Readers who are looking for a delicate portrayal of nuanced family relationships may want to pick up another novel. Rosenfeld seems to be aiming more in the direction of summer reading/soap opera, in some places extending to farce. For example, the girls’ mother cannot have a simple accident; instead, a Coca-Cola delivery truck driver rushing to get home for his 20th anniversary backs into a lamppost, which causes the glass orb to fall off and strike the matriarch on the head as she’s going to the pharmacy to pick up her husband’s prescriptions. Olympia’s ex-lover’s wife cannot be just any woman; she has to be a “daredevil French heiress who, while on holiday in New Zealand, had broken her back and severed her spinal cord partaking in the extreme sport of hydro-zorbing (i.e., rolling down the side of a mountain in a giant ball filled with water).” 

The family’s dynamics are chaotic and the dialogue can get a bit histrionic. Gus’ inability to conceal painful family secrets even from her newest lover is almost pathological — she calls her (spoiler alert) boyfriend of a couple of weeks, then asks him not to make her reveal her secret, then with minimal prodding winds up dishing even more dirt than she originally intended. 

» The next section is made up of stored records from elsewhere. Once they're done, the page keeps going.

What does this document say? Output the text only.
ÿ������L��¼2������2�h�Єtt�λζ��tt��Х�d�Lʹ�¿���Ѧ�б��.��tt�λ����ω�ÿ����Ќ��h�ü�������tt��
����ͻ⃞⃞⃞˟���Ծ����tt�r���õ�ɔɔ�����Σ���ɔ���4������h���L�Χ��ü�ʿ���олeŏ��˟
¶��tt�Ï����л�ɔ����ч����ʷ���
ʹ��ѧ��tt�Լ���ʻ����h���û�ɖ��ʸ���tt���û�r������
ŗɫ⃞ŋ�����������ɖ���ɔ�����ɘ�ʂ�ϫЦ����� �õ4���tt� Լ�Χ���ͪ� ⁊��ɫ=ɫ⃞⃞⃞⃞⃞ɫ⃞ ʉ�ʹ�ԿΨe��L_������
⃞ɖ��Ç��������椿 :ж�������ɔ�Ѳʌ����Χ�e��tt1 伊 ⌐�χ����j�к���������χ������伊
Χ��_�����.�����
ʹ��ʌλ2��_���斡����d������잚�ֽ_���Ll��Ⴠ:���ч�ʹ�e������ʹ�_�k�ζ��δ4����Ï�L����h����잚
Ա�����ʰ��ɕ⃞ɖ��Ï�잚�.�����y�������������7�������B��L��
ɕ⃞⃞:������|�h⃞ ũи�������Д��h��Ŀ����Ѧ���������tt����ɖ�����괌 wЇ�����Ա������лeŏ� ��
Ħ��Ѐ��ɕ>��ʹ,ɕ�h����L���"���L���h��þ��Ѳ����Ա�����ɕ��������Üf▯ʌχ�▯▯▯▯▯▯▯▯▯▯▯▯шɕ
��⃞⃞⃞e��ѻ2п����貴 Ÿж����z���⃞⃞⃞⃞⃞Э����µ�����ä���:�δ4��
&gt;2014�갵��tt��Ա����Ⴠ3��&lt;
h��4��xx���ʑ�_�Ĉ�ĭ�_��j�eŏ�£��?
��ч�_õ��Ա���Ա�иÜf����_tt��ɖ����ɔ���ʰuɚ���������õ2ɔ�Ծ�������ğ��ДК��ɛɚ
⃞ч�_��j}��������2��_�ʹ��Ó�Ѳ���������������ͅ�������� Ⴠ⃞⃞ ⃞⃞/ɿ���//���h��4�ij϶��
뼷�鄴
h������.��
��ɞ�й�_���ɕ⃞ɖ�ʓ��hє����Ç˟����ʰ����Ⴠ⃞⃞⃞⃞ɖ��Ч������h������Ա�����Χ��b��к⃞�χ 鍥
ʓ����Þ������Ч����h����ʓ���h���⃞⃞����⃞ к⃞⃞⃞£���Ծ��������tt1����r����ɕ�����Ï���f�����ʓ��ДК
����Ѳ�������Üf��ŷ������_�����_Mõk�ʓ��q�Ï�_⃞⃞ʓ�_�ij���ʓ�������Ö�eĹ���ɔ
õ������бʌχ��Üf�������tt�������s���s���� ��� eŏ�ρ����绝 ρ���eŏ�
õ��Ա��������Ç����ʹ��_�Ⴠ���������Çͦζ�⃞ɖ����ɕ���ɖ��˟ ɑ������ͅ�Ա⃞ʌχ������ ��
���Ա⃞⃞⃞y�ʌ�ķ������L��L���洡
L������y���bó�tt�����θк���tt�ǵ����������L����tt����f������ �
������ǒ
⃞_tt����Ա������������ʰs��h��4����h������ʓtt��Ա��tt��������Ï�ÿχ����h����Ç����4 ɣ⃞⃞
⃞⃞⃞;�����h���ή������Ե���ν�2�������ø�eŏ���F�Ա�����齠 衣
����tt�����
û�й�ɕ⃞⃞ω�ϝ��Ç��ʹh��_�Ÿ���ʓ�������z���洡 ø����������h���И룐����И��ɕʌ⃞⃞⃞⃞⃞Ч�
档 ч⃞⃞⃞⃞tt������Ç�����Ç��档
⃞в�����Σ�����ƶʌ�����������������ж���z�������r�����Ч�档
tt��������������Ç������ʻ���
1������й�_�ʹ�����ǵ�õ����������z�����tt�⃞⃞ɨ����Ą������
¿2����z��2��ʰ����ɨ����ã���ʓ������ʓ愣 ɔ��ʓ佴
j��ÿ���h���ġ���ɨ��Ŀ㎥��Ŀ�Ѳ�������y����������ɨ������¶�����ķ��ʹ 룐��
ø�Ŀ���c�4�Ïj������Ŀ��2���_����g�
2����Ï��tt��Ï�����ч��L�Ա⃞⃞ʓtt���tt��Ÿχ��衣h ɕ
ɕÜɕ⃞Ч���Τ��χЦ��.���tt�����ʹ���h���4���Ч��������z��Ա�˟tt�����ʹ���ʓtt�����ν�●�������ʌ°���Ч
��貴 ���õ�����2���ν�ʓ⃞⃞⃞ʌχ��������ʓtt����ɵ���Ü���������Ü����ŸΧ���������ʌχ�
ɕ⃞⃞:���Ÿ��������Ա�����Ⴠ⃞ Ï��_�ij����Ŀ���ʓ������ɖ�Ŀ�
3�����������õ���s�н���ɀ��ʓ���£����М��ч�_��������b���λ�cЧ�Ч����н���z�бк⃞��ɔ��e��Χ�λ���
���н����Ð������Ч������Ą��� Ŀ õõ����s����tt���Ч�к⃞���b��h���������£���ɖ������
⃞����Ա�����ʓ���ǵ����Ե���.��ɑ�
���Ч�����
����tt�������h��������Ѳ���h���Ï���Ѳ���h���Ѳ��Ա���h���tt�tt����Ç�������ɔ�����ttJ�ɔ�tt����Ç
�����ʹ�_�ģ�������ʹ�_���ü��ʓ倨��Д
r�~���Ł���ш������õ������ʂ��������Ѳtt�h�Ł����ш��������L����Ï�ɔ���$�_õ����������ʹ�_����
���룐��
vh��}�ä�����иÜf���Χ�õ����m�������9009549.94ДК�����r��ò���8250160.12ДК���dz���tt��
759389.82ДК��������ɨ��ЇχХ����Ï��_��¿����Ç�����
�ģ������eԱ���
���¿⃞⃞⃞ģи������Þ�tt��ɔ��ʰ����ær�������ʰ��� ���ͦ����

Perri’s martyrdom is often and broadly telegraphed, as when Gus forgets to bring orange juice to a family breakfast:

“‘It’s fine,’ said Perri, inhaling through her nose. As if she were trying not to be mad but not trying all that hard. So everyone would understand the vast burdens shouldered by the Martyrs of This World, such as herself. ‘All the stores in town are closed. But I might … have a few cans of emergency concentrate in the basement freezer. I’ll run down there as soon as I finish cooking for all nine of you!’” 

The Pretty One is a lively look at three sisters’ ability to hold on to family — despite family. While the dialogue can be a little overwrought at times, Rosenfeld keeps the plot moving along with improbable trysts and near-trysts, chance meetings, a long-lost daughter, DNA testing, tearful reunions and more. One just has to be willing to suspend some disbelief as Rosenfeld brings all the loose ends together in the end. 

Tara Campbell is a university admissions professional by day and a writer by night. She is a member of the Washington Writers Group and the D.C. Interdisciplinary Writers Group. Her work has appeared recently on the Potomac Review Blog, Hogglepot Journal and the Washington Independent Review of Books.